Kansas’s take on tort-contract dividing line. On appeal, the Tenth Circuit ruled that the tort claims should not have been dismissed. Under applicable Kansas law, claims filed by clients against their attorneys can sound in either contract or tort, depending on the circumstances. After reviewing a handful of cases decided by the Kansas Supreme Court and the Kansas Court of Appeals, the Tenth Circuit concluded that while the line dividing contract and tort claims based on claims such as these was “not always bright,” a general rule could be described: “In brief,” the court explained, “a claim that a lawyer failed to perform acts in his legal representation of a client that were the subject of bargained-for promises sounds in contract, whereas a claim that an attorney’s acts or omissions in carrying out a representation fell short of the ordinary standard of learning or skill in the legal community sounds in tort.”
Claims sounded in tort.
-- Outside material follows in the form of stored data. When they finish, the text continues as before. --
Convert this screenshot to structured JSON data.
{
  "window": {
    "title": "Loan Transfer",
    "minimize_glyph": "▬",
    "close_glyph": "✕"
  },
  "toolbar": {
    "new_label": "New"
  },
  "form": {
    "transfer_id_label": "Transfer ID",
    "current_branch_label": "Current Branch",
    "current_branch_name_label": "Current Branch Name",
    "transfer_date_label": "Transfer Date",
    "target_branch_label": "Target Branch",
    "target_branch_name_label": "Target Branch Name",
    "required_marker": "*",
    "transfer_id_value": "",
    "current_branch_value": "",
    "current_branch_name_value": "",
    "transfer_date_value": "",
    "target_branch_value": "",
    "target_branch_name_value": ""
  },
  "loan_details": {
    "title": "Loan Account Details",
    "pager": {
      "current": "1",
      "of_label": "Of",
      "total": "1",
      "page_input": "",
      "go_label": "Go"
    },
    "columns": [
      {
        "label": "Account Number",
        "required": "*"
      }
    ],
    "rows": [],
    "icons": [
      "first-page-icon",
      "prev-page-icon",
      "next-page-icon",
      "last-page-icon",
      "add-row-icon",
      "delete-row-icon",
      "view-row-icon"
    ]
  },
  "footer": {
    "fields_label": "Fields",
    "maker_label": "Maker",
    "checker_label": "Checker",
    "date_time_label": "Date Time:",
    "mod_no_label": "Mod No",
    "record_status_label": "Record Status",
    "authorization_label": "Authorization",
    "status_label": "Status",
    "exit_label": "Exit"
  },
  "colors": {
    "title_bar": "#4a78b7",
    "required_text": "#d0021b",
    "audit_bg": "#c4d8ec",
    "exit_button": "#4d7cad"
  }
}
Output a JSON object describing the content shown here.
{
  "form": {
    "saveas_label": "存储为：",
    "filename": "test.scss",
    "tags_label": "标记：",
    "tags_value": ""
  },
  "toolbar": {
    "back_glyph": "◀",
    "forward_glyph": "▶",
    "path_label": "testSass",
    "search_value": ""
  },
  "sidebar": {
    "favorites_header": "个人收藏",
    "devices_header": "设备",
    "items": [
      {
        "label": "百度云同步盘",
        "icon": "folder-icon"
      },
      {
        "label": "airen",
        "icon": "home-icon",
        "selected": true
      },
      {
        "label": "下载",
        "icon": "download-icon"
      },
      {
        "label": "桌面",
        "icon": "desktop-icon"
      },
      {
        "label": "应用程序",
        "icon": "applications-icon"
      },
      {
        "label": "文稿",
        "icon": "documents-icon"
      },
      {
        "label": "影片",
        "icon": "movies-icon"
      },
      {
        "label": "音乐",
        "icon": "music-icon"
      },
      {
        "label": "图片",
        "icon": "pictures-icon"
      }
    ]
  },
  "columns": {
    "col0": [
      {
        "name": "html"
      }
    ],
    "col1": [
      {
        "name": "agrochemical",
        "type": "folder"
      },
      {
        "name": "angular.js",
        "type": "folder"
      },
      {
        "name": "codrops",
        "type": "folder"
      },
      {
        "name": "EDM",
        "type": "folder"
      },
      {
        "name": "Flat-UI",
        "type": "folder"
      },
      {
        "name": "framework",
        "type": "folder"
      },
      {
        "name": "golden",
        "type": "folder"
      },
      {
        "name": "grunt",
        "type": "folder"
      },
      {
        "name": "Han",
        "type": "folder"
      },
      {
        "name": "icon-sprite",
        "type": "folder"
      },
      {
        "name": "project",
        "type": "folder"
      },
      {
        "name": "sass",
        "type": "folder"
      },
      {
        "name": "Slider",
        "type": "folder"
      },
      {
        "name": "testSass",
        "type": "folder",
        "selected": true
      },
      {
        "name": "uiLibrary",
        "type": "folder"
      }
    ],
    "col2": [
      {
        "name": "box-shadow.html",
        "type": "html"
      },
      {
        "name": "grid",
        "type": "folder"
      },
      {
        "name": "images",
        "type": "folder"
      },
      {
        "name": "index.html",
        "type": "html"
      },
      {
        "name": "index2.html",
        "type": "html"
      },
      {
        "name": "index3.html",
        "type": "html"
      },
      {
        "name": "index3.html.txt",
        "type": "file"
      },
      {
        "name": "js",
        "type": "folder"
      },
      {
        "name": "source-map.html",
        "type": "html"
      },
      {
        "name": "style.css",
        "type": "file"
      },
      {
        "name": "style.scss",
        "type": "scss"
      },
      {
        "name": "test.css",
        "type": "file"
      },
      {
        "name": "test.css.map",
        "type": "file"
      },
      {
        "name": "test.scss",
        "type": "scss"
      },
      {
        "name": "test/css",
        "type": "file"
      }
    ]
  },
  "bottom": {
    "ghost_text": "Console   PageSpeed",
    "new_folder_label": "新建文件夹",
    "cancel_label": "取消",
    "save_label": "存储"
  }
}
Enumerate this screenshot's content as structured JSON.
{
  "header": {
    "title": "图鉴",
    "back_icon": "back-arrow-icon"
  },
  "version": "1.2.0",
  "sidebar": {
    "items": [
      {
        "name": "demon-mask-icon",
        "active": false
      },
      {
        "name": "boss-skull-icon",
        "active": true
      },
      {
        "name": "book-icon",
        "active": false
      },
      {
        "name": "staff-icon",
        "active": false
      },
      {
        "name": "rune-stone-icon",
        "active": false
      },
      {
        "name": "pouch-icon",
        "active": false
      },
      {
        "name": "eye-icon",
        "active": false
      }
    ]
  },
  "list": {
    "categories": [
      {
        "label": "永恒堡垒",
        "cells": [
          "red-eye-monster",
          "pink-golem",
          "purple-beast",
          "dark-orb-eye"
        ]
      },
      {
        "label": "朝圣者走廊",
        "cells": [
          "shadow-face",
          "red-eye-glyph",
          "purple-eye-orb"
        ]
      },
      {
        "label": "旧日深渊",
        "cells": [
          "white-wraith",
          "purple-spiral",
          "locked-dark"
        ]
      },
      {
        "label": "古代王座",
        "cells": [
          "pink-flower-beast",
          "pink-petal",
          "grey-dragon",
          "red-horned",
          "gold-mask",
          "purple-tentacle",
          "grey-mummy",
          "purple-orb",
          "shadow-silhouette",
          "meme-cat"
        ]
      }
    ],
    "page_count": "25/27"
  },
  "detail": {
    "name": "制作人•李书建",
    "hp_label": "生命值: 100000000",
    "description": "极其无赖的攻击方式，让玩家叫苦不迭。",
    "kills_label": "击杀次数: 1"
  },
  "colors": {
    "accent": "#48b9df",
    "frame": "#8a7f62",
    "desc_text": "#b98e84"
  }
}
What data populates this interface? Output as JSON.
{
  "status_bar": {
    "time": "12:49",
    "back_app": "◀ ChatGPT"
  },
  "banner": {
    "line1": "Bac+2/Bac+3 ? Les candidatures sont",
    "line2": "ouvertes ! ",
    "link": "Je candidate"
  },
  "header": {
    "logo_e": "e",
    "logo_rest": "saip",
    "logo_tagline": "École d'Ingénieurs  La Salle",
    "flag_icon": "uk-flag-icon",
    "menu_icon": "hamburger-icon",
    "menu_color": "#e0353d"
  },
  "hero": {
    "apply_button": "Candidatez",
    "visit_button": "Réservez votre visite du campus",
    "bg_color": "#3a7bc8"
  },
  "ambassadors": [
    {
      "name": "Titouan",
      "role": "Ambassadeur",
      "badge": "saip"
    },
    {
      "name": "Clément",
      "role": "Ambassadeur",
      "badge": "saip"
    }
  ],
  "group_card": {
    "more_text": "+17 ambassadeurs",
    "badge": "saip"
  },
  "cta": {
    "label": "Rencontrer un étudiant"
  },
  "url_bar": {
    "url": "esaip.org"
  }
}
As for the claims against Wisler, the employee had asserted that he had committed two breaches of duty: first by failing to amend the complaint against Goodyear to include a claim of workers’ compensation retaliation, which resulted in that claim becoming time-barred; and second, by voluntarily dismissing the employee’s case after advising him, erroneously, that he would be able to refile all claims, which resulted in his ADA discrimination claim also becoming time-barred. The employee alleged that the loss of these claims caused major devaluation of his claims against Goodyear.
First breach. According to the appeals court, the lower court erred in concluding that the first breach claim did not sound in tort. Contrary to the district court’s conclusion, the existence of a contractual relationship “should not have the effect of transforming any subsequent malpractice claims by [the employee] related to such filing into ones sounding solely in contract.” In fact, the employee’s allegation was essentially that Wisler had been negligent by failing to amend the complaint and that negligence caused the workers’ comp claim to be time-barred. In other words, he alleged that Wisler’s representation “fell short of the ordinary standard of learning or skill in the legal community” and, thus, he properly stated a claim sounding in tort.
Second breach. The district court did not address the second claim of breach in its analysis and, thus, the appeals court concluded that it should be remanded. As for the malpractice claim against the second attorney for failure to include the workers’ compensation retaliation claim, the court likewise concluded that, construed naturally, the employee alleged that he had “failed to exercise the skill and knowledge required of an attorney” by failing to amend the complaint claim before withdrawing from the attorney-client relationship. That claim was also revived as adequately pleaded as a malpractice claim sounding in tort.
The court affirmed the district court’s grant of summary judgment with regards to the contract claims.